Nominato “eroe dell’informazione” da Rsf nel 2014, sul suo capo pende una possibile condanna a trent’anni di carcere. Nel 2013 gli sono state contestate accuse di “sostegno materiale al terrorismo”, “giustificazione del terrorismo” e “incitamento a commettere atti di terrorismo”.  

C’è poi il caso del giornalista e storico franco-marocchino, Maati Monjib condannato a un anno di carcere da un tribunale di Rabat nel gennaio 2021. Le accuse, che lo storico assicura essere inventate, sono “frode” e di “minare l’integrità interna dello Stato”. Il caso, iniziato più di cinque anni fa e poi oggetto di un lungo processo di appello, ha visto udienze rinviate più di 20 volte.  

Il report di Rsf ricorda anche il giornalista francese Olivier Dubois, unico reporter straniero ad essere rapito quest’anno e tenuto in ostaggio in Mali dall’8 aprile scorso.  
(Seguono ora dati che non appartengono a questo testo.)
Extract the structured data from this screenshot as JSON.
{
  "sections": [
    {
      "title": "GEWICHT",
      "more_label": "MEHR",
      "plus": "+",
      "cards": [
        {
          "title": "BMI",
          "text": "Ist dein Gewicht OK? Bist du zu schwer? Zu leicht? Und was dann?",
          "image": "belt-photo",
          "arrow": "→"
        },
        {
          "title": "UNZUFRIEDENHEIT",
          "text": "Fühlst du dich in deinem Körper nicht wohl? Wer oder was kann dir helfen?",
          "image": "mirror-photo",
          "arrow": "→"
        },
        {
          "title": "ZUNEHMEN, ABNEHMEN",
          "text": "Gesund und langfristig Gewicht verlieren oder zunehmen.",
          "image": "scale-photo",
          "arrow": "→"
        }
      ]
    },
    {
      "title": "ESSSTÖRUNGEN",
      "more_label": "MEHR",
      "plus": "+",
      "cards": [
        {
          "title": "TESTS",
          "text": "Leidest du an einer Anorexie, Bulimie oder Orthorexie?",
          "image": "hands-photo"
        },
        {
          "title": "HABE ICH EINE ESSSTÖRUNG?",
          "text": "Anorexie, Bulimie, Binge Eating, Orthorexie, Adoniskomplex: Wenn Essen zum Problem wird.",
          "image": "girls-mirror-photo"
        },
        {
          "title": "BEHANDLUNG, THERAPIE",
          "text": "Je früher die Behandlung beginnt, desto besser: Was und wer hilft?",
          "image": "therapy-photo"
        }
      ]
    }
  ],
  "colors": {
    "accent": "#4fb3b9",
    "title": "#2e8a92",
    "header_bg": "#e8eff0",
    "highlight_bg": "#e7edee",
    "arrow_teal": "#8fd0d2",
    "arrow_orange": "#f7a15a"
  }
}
Vanno citati poi i casi dei “record del periodo di detenzione”. Formula usata per dire di individui che stanno praticamente trascorrendo la vita in carcere. Dawit Isaak, giornalista svedese-eritreo, e due colleghi eritrei, Seyoum Tsehaye e Temesgen Gebreyesus, sono detenuti da vent’anni. Erano stati arrestati nel settembre 2001.  

In quel tempo l’attenzione del mondo era rivolta all’attentato alle Torri Gemelle e il presidente Isaias Afeworki – scrive Reporter senza Frontiere – ha approfittato della “disattenzione” dell’opinione pubblica globale per trasformare il suo paese in una dittatura e bandire del tutto i media indipendenti. Afeworki è al potere dal 1993.  

Rsf documenta che Dawit Isaak è sottoposto a condizioni carcerarie spaventose, non gli è mai stato permesso di vedere la sua famiglia o un avvocato. Posto in isolamento, spesso ammanettato, esposto al caldo, è stato ricoverato più volte, a volte in ospedali psichiatrici.  Un gruppo di esperti delle Nazioni Unite ad agosto di quest’anno ha riferito che, secondo una “fonte credibile”, l’uomo era ancora vivo nel settembre 2020. Una testimonianza che ha squarciato un silenzio che durava dal 2010.  

Infine, un confronto a livello globale evidenzia che negli ultimi 5 anni i tre quarti dei giornalisti uccisi riguardano solo 10 paesi: Messico e Afghanistan (47), Siria (42), Yemen e India (18), Iraq (17), Pakistan (16), Filippine (15), Somalia (13), Colombia (9). Nel resto del mondo i giornalisti assassinati sono stati 77.